Data Literacy is what helps readers understand the charts, graphs, and visual aids often found in academic research. This skill is important as we engage in an increasingly data-filled world. Many of the articles and research studies found within the library's resources and databases will contain data that you will need to translate and understand.
Review the examples and visual aid that explains the process.
Answer the self-check questions at the end.
Go to the final step in this guide, the Quiz.
Why is Data Literacy important?
Being able to read and understand the math and data visualization tools like the charts and graphs often found in academic research and on the internet is a vital step in making research-informed decisions for your academic research as well as data-informed life choices.
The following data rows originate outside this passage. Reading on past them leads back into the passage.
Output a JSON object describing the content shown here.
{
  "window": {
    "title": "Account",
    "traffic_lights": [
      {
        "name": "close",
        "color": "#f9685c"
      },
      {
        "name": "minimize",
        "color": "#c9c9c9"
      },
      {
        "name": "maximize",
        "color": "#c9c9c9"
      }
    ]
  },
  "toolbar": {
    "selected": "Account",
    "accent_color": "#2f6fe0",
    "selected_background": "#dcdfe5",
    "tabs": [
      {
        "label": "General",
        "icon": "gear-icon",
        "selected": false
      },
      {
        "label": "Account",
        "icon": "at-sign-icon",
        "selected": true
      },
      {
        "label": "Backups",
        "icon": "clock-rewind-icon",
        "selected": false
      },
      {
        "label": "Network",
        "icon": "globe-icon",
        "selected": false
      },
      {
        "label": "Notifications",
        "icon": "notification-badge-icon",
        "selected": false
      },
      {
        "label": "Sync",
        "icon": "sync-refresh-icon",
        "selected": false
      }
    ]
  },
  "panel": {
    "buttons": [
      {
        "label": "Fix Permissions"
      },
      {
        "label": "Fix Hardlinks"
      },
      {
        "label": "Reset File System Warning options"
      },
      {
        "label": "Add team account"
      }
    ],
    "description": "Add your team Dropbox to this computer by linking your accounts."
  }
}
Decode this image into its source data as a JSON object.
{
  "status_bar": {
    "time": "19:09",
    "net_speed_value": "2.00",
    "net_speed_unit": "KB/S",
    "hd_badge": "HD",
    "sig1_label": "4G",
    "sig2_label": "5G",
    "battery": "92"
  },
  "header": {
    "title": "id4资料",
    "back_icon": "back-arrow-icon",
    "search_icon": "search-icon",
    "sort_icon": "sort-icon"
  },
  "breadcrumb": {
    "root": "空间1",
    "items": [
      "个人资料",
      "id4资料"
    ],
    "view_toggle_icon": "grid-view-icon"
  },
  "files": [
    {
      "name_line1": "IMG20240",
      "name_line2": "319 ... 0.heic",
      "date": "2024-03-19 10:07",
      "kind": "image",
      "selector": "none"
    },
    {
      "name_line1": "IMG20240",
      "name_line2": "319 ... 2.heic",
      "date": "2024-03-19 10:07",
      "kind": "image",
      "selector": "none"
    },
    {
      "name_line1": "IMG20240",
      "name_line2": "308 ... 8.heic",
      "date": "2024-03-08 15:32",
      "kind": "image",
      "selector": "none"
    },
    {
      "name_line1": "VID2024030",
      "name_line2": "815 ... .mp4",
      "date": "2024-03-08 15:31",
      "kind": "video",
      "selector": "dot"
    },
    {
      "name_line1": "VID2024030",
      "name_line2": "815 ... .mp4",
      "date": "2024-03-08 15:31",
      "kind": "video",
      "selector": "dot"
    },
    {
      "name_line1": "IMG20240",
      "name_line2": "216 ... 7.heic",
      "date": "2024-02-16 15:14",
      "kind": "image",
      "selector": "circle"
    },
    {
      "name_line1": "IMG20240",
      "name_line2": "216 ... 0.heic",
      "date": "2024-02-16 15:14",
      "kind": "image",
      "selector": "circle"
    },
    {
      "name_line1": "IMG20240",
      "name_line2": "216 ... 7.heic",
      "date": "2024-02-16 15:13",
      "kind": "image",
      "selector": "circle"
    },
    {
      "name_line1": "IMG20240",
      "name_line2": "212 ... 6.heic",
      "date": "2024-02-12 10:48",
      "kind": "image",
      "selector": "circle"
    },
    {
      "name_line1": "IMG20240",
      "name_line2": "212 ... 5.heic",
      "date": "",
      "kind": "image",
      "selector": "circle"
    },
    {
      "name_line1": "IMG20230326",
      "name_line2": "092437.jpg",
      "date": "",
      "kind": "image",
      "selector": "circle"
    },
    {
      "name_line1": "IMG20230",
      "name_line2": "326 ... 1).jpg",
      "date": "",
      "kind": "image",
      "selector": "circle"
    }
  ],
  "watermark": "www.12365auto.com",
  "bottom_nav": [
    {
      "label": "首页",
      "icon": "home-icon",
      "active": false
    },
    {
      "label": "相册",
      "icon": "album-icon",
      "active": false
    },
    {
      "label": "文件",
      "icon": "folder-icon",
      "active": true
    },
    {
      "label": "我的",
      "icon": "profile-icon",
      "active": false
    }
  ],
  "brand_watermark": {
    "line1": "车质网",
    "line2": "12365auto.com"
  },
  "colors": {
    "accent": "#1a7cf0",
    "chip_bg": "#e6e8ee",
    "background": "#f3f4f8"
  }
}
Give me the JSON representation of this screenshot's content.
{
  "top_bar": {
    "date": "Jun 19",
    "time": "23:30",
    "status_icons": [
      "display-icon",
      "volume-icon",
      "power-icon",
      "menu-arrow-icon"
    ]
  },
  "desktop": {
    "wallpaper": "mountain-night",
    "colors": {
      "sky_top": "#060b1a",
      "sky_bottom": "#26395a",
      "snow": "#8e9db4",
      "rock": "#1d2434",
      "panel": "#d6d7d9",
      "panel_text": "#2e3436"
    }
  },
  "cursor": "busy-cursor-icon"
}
How do I read and understand data?
Being able to comprehend the data presented in academic research involves reading, analyzing, and interpreting the research behind the numbers. Data visualization tools can be helpful, but sometimes they are an obstacle to drawing correct conclusions from the research studies. When you see a chart or a graph, don't take it at face value. Stop, read the numbers behind the visual tools, consider how the data is presented, what the sample size of the research study is, and what argument the study authors might be trying to make with the data they choose to represent or not.
What are some definitions to remember in Data Literacy?
Each of these terms are common pitfalls that many researchers can fall into when not taking the time to slow down, read, and understand how studies are structured and the research is presented.
Sample Size: This definition refers to the number of individuals, individual samples measured, or observations used in a survey or experiment. In rare occurrences researchers may have access to only a small dataset and researchers have to work with what they have.
Misleading Data Visualization: This term encompasses many different tools used to misrepresent trends in data including; correlation doesn't equal causation, omitting the baseline, manipulating the x or y axis, using the wrong chart, or omitting or cherry-picking data.
Statistically Significant: If a study doesn't mention that the data findings were statistically significant in any way, the results are likely not reproducible and inconclusive.
Review the examples below that explain several scenarios, and define many terms that are common in analyzing and interpreting data. Then continue on to the "Self-Check" section.
Whenever you are examining the research, it is important to read what methods the study used and how they structured it. Consider the factors within sample size; number, composition, and selection. If an instructor creates a questionnaire where they interview ten of their students and ask how much they each enjoy the class, the instructor could easily skew how they present that data. If 9 out of 10 students state that they enjoy the instructor's class, the instructor could state "90% of surveyed participants love my class" and technically the instructor would not be lying. However, the instructor could have randomly selected their 10 students, they could have chosen students who all had good grades, or only chosen students who were failing and might feel pressure to state enthusiasm for their instructor in exchange for a good grade. The sample size also calls into question the students the instructor could have chosen from; does the instructor usually teach small classes of less than 10 students, or do they have usually have more than 50 students in the classroom. If so, the fact that the instructor surveyed such a small portion of the population would mean that anyone who tried to analysis the data would be confused and the results would not be easily reproduced. This can happen on a large scale in society as well, with many populations left out of research or surveys skewed to include data that supports the desired outcome.
Misleading Sample Size Example
In many data visualization tools, two charts may be presented that seem to create a relationship between two different data sets. However, the relationship between the two data sets could be spurious (false, misleading), despite the appearance of similar spikes and falls. It's a data best practice to examine the actual numbers behind the data, and consider external factors like location, weather, time, to determine whether there is actually a relationship between two data sets.
Plaue, M. (2020, February 25). A correlation measure based on Theil-Sen regression. Towards Data Science.
Misleading Correlation Example
Local Restaurant staff want to convince the owners that they should close on Fridays. They created the chart below to indicate that business is slow that day, so the restaurants profits will not suffer. At first glance, this chart may appear to prove the restaurant staff's point that since Friday is the least busy day of work they should be able to close. However, this chart is misleading because the scale does not start at 0, it begins at 40. If the scale does not begin at zero, there should be a break in the line to indicate the jump to viewers. Additionally, the graph also uses colors to mislead the viewer. Every weekday is represented by a bar in a shade of blue except Friday, calling further attention to Friday's seemingly low number of customers.